Coup de boule Corneille

Coup de boule, Corneille !
Pascal Ruter
Didier Jeunesse 2021

Rodrigue et Chimène : Plus belle la vie !

Par Michel Driol

Quand la nouvelle maitresse d’Helena arrive sur sa nouvelle moto, c’est la stupéfaction au village. D’autant qu’elle veut leur faire jouer le Cid, que la classe adaptera. Parents divisés : que deviennent les devoirs ? les conjugaisons ? Enfants motivés qui réécrivent à leur façon les dialogues de Corneille, construisent les décors et recherchent les accessoires, tout en discutant des personnages, des dilemmes qu’ils vivent. Même l’inspecteur est conquis : c’est dire !

Voilà un roman burlesque qui ne manque pas d’humour, façon Petit Nicolas. Une narratrice enfant, une bande de copains, bien différentiés, la découverte naïve du monde des adultes vue à travers leurs comportements. C’est aussi l’occasion de rajeunir Corneille, de le faire gueuler, dirait la maitresse de la classe, de montrer sa vigueur et sa force, tout en le rapprochant de la culture de masse contemporaine : Plus belle la vie, Laurent Delahousse et Stéphane Bern, sont convoqués par la narratrice. Les dialogues, réécrits dans une langue enfantine et contemporaine, ne manquent pas de panache et de drôlerie, mais cette intertextualité risque peut-être de  séduire plus ceux qui connaissent l’original que ceux qui ne le connaissent pas… Les situations cocasses et les quiproquos s’enchainent à un rythme endiablé, pour le plus grand plaisir du lecteur. Tout en conservant cette force comique, le roman aborde quelques thèmes plus sérieux : le rôle du théâtre dans la vie (qui va permettre à un enfant différent de parler autrement que par des mots en A pour la première fois), les angoisses des parents projetées sur les enfants dont ils peuvent pourtant s’émanciper, la force de la dynamique de projet dans une classe pour souder le groupe.

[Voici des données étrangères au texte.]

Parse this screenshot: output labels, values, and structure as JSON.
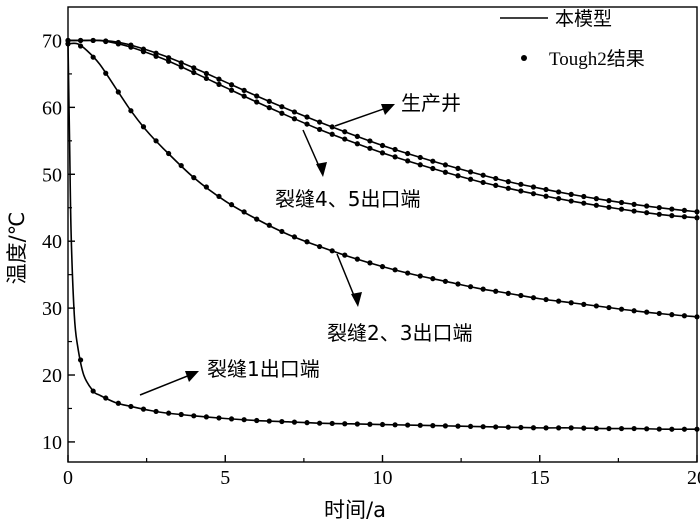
{
  "chart_data": {
    "type": "line",
    "xlabel": "时间/a",
    "ylabel": "温度/℃",
    "xlim": [
      0,
      20
    ],
    "ylim": [
      7,
      75
    ],
    "xticks": [
      0,
      5,
      10,
      15,
      20
    ],
    "yticks": [
      10,
      20,
      30,
      40,
      50,
      60,
      70
    ],
    "grid": false,
    "legend_position": "top-right",
    "legend": {
      "line_label": "本模型",
      "marker_label": "Tough2结果"
    },
    "series": [
      {
        "name": "生产井",
        "x": [
          0,
          0.5,
          1,
          1.5,
          2,
          3,
          4,
          5,
          6,
          7,
          8,
          9,
          10,
          11,
          12,
          13,
          14,
          15,
          16,
          17,
          18,
          19,
          20
        ],
        "y": [
          70,
          70,
          70,
          69.8,
          69.3,
          67.8,
          65.9,
          63.8,
          61.7,
          59.7,
          57.8,
          56.0,
          54.3,
          52.8,
          51.4,
          50.1,
          48.9,
          47.9,
          47.0,
          46.2,
          45.5,
          44.9,
          44.4
        ]
      },
      {
        "name": "裂缝4、5出口端",
        "x": [
          0,
          0.5,
          1,
          1.5,
          2,
          3,
          4,
          5,
          6,
          7,
          8,
          9,
          10,
          11,
          12,
          13,
          14,
          15,
          16,
          17,
          18,
          19,
          20
        ],
        "y": [
          70,
          70,
          70,
          69.6,
          69.0,
          67.3,
          65.2,
          63.0,
          60.8,
          58.7,
          56.7,
          54.9,
          53.2,
          51.7,
          50.3,
          49.0,
          47.9,
          46.9,
          46.0,
          45.2,
          44.5,
          43.9,
          43.5
        ]
      },
      {
        "name": "裂缝2、3出口端",
        "x": [
          0,
          0.3,
          0.6,
          1,
          1.5,
          2,
          2.5,
          3,
          4,
          5,
          6,
          7,
          8,
          9,
          10,
          11,
          12,
          13,
          14,
          15,
          16,
          17,
          18,
          19,
          20
        ],
        "y": [
          69.5,
          69.5,
          68.5,
          66.5,
          63.0,
          59.5,
          56.5,
          54.0,
          49.5,
          46.0,
          43.3,
          41.0,
          39.2,
          37.6,
          36.2,
          35.0,
          34.0,
          33.0,
          32.2,
          31.4,
          30.8,
          30.2,
          29.6,
          29.1,
          28.7
        ]
      },
      {
        "name": "裂缝1出口端",
        "x": [
          0,
          0.05,
          0.1,
          0.2,
          0.3,
          0.5,
          0.8,
          1,
          1.5,
          2,
          2.5,
          3,
          4,
          5,
          6,
          7,
          8,
          9,
          10,
          11,
          12,
          13,
          14,
          15,
          16,
          17,
          18,
          19,
          20
        ],
        "y": [
          69.5,
          55,
          41,
          29,
          24.5,
          20.0,
          17.6,
          17.0,
          15.9,
          15.3,
          14.8,
          14.4,
          13.9,
          13.5,
          13.2,
          13.0,
          12.8,
          12.7,
          12.6,
          12.5,
          12.4,
          12.3,
          12.2,
          12.1,
          12.1,
          12.0,
          12.0,
          11.9,
          11.9
        ]
      }
    ],
    "annotations": [
      {
        "text": "生产井",
        "points_to_series": "生产井"
      },
      {
        "text": "裂缝4、5出口端",
        "points_to_series": "裂缝4、5出口端"
      },
      {
        "text": "裂缝2、3出口端",
        "points_to_series": "裂缝2、3出口端"
      },
      {
        "text": "裂缝1出口端",
        "points_to_series": "裂缝1出口端"
      }
    ]
  }
}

On ne peut que rapprocher ce livre de celui de Sophie Dieuaide, Œdipe schlac ! schlac !, dont on a rendu compte ici. Voilà de belles façons, par la parodie et le burlesque, de faire connaitre des œuvres patrimoniales, en restant fidèle non pas à la lettre du texte, mais aux problématiques et aux conflits de valeurs qu’elles exposent.

Œdipe schlac ! schlac ! + Carnet de théâtre

Œdipe schlac ! schlac ! + Carnet de théâtre
Sophie Dieuaide
Casterman Poche 2002 – 2020

Quand Œdipe remplace Godzillor…

Par Michel Driol

Ne voulant pas que, pour la pièce de fin d’année, les élèves jouent le retour de Godzillor, la maitresse leur propose de jouer Œdipe roi. Tandis qu’elle leur raconte la pièce, ils en improvisent les dialogues, dans une langue jeune et contemporaine assez éloignée de la langue de la tragédie grecque.  On suit donc le projet théâtral de sa conception à la représentation, en passant par la confection des costumes, des décors, des programmes.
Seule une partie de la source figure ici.